Research has found that morbidly obese patients who dropped 20 pounds before their knee replacement surgery reduced their post-operative hospital stay by 1 day and were 76% less likely to stay longer than planned. Those with morbid obesity who only lost 5 to 10 pounds, however, did not experience the same benefit as per David S. Jevsevar, MD, MBA, of Dartmouth-Hitchcock Medical Center in Lebanon, New Hampshire. Jevsevar and colleagues’ work was published in the Journal of Bone and Joint Surgery.

Losing at least 20 pounds was associated with lower absolute length of stay, lower odds of extended length of stay, and lower odds of being discharged to a facility,” the authors explained.

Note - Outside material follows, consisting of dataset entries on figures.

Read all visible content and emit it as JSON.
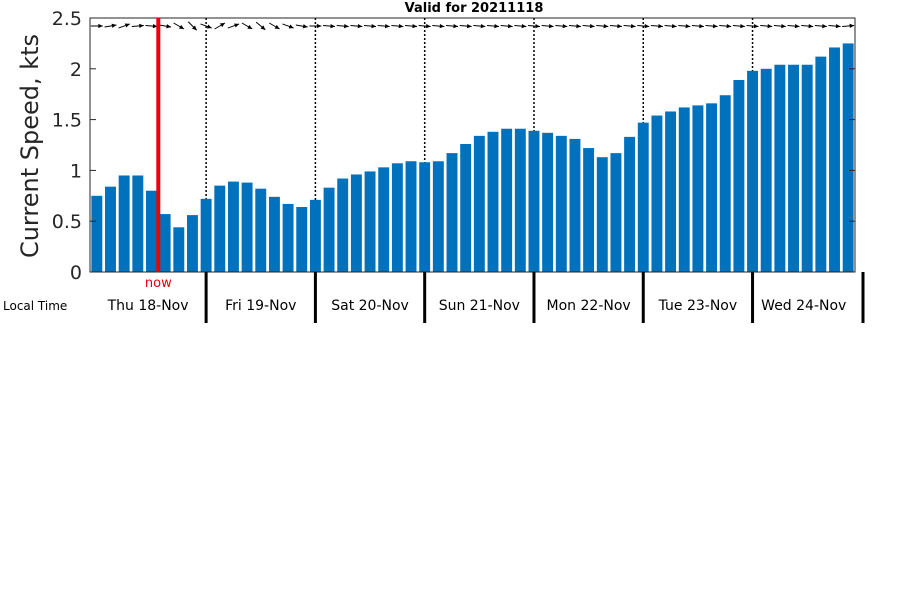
{
  "chart_data": {
    "type": "bar",
    "title": "Valid for 20211118",
    "ylabel": "Current Speed, kts",
    "xlabel": "Local Time",
    "ylim": [
      0,
      2.5
    ],
    "yticks": [
      "0",
      "0.5",
      "1",
      "1.5",
      "2",
      "2.5"
    ],
    "bar_color": "#0072BD",
    "now_color": "#E8000B",
    "now_label": "now",
    "days": [
      "Thu 18-Nov",
      "Fri 19-Nov",
      "Sat 20-Nov",
      "Sun 21-Nov",
      "Mon 22-Nov",
      "Tue 23-Nov",
      "Wed 24-Nov"
    ],
    "values": [
      0.75,
      0.84,
      0.95,
      0.95,
      0.8,
      0.57,
      0.44,
      0.56,
      0.72,
      0.85,
      0.89,
      0.88,
      0.82,
      0.74,
      0.67,
      0.64,
      0.71,
      0.83,
      0.92,
      0.96,
      0.99,
      1.03,
      1.07,
      1.09,
      1.08,
      1.09,
      1.17,
      1.26,
      1.34,
      1.38,
      1.41,
      1.41,
      1.39,
      1.37,
      1.34,
      1.31,
      1.22,
      1.13,
      1.17,
      1.33,
      1.47,
      1.54,
      1.58,
      1.62,
      1.64,
      1.66,
      1.74,
      1.89,
      1.98,
      2.0,
      2.04,
      2.04,
      2.04,
      2.12,
      2.21,
      2.25
    ],
    "now_index": 4.5,
    "day_boundaries_bar_index": [
      8,
      16,
      24,
      32,
      40,
      48
    ],
    "direction_deg": [
      90,
      80,
      70,
      85,
      95,
      100,
      120,
      135,
      110,
      60,
      70,
      120,
      130,
      120,
      110,
      100,
      90,
      95,
      95,
      95,
      95,
      95,
      95,
      95,
      95,
      95,
      95,
      95,
      95,
      95,
      95,
      95,
      95,
      95,
      95,
      95,
      95,
      95,
      95,
      95,
      95,
      95,
      95,
      95,
      95,
      95,
      95,
      95,
      95,
      95,
      95,
      95,
      95,
      95,
      95,
      85
    ]
  }
}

Analyzing data from 203 total knee arthroplasty patients, the researchers found that prior to the operation, 41% lost at least 5 pounds, 29% lost at least 10, and 14% lost 20 or more pounds. In addition to spending about one less day in the hospital, those who lost 20 pounds were also found to be 76% less likely to have a hospital stay of 4 or more days. These patients also saw a 72% decrease in their risk of being discharged from the hospital to another facility.

No improvements in outcome following the joint replacement surgery were seen in those who only lost 5 to 10 pounds, and a significant increase in the length of hospital stay and operation time was observed in those who gained weight prior to the procedure.

The patients in this study were all morbidly obese and had undergone a total knee arthroplasty between 2011 and 2016. These 203 patients accounted for 13.5% of the 1,500 patients who had received this joint replacement in that time.

Furthermore, there was no association between the loss of weight before the operation and a difference in time of operation or postoperative health gains. Jevsevar claimed that larger studies must be conducted to confirm any correlation between preoperative weight loss and improved outcomes after a knee replacement.

He did note that this research indicates that it may be wise for physicians to promote larger and more specific quantities of weight loss in their morbidly obese patients who are preparing to receive a knee replacement.